Trust, a non-judgemental approach and expertise

I read a great US based study this week that had to do with financial advice and found some bits of it really relevant. "The study cited several attributes that distinguish a remarkable adviser experience from just an acceptable one. “Someone I can fully trust to have my best interests at heart/not just out to sell product” emerged as the leading priority (57%). Other factors included:

  • “Not feeling judged on size of assets/financial decisions” (36%)

  • “Deep expertise across a wide range of financial solutions and strategies” (33%)"

Trust

In my opinion, trust is a process. Trust is earned over time by being reliable, timely in your responses, disciplined, professional and knowing your subject matter thoroughly.

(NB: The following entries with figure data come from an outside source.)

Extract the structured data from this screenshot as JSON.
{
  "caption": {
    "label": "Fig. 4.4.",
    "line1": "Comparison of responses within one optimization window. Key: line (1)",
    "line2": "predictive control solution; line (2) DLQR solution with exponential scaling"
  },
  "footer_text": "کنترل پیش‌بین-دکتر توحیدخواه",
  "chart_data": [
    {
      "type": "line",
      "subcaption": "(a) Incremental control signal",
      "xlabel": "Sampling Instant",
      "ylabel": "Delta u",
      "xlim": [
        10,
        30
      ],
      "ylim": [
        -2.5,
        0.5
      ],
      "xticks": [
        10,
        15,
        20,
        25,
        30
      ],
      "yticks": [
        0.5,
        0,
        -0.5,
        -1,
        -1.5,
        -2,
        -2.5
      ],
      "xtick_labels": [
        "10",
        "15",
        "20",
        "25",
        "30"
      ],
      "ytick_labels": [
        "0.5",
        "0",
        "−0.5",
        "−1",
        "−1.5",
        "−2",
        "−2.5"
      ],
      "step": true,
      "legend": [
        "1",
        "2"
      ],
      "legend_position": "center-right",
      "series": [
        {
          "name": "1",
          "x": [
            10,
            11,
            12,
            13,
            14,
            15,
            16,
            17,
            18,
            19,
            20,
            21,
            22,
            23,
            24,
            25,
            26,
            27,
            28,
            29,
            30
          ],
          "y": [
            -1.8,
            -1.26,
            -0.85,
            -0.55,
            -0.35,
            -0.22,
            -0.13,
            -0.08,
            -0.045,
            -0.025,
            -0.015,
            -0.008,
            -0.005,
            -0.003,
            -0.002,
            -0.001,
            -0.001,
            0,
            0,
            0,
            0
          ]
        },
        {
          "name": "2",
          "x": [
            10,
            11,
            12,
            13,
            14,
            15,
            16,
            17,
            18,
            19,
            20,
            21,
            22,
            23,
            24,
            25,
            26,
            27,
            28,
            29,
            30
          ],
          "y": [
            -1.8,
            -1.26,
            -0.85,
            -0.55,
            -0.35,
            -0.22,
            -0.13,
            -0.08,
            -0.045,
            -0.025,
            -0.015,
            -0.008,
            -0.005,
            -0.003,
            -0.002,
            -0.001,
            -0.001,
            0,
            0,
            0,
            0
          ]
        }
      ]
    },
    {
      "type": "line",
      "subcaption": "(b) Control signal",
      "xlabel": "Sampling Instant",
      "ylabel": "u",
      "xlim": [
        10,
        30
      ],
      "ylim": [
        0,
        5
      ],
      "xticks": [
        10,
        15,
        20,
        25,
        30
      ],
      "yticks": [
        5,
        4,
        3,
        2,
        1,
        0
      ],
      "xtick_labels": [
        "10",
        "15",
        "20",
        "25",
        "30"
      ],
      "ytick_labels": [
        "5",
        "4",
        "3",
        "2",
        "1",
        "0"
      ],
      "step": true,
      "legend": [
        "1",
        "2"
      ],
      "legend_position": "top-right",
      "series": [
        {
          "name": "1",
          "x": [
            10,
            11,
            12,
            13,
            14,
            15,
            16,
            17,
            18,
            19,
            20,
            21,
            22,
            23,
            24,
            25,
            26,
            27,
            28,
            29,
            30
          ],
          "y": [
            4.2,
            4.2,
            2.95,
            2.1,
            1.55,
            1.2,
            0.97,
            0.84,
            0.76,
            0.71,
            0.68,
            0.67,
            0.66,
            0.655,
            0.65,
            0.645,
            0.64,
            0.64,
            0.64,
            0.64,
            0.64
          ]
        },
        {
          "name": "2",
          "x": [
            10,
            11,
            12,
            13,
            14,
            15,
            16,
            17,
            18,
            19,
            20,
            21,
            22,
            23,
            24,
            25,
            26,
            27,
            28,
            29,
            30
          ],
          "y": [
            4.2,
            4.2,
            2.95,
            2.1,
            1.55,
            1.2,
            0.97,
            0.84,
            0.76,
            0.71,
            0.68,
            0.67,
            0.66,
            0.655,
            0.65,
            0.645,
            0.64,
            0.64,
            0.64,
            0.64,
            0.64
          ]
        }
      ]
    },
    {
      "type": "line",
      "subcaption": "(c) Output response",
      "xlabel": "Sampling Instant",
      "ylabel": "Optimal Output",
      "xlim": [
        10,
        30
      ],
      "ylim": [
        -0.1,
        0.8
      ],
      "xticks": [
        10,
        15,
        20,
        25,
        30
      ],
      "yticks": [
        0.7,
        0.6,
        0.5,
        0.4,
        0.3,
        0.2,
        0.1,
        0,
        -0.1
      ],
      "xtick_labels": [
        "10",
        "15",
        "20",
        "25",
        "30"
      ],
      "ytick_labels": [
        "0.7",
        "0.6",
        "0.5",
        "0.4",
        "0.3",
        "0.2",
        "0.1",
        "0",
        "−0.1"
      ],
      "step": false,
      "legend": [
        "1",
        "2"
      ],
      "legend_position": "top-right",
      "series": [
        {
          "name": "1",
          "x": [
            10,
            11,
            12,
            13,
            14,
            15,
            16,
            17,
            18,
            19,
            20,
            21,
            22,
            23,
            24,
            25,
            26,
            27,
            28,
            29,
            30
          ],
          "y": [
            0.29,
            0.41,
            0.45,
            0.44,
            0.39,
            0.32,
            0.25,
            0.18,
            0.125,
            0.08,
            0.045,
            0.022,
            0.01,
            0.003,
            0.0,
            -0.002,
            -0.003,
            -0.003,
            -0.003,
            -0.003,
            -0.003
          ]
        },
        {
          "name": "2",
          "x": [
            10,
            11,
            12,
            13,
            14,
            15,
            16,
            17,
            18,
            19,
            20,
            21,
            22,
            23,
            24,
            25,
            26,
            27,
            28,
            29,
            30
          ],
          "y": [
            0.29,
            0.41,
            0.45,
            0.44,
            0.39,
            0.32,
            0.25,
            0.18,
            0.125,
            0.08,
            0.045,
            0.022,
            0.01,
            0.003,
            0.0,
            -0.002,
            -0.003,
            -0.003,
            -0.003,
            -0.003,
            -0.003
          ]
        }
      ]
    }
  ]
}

Your initial gut response is a good indicator of whether you want to continue your conversations, after meeting with an adviser for the first time. Every time, I have ignored my own intuition in choosing clients to work with, I have made a costly mistake- so it works both ways and as they say, the body never lies.

Not feeling judged

Different advisers do have different minimum asset size thresholds so best to ask this before the meeting, if it is a worry. I enjoy the diversity of working with younger clients who can have a lower asset size, unless they have an inheritance, so I am flexible in this area. Some of my favourite clients also started out with me when they were young and have gone on to be successful so asset size is not a deal breaker, if I really like the client and feel we have a good connection.

It is a fine balance to effectively challenge a client without judgements, review financial priorities at meetings and course correct over time as financial planning is a process. From anecdotal evidence, and conducting several money workshops, I would say it is a huge asset to have someone who offers a relaxed, non-judgemental space for you to talk about your past, present and future financial choices. You might also prefer an adviser who uses anecdotes, stories and light humour rather than technical arguments or factual information which leaves you feeling emotionally disconnected.

Deep expertise

Yes, this one is obvious too. And also, look for expertise in the specific area of financial advice you want - ex. ethical investing or pensions draw down, etc.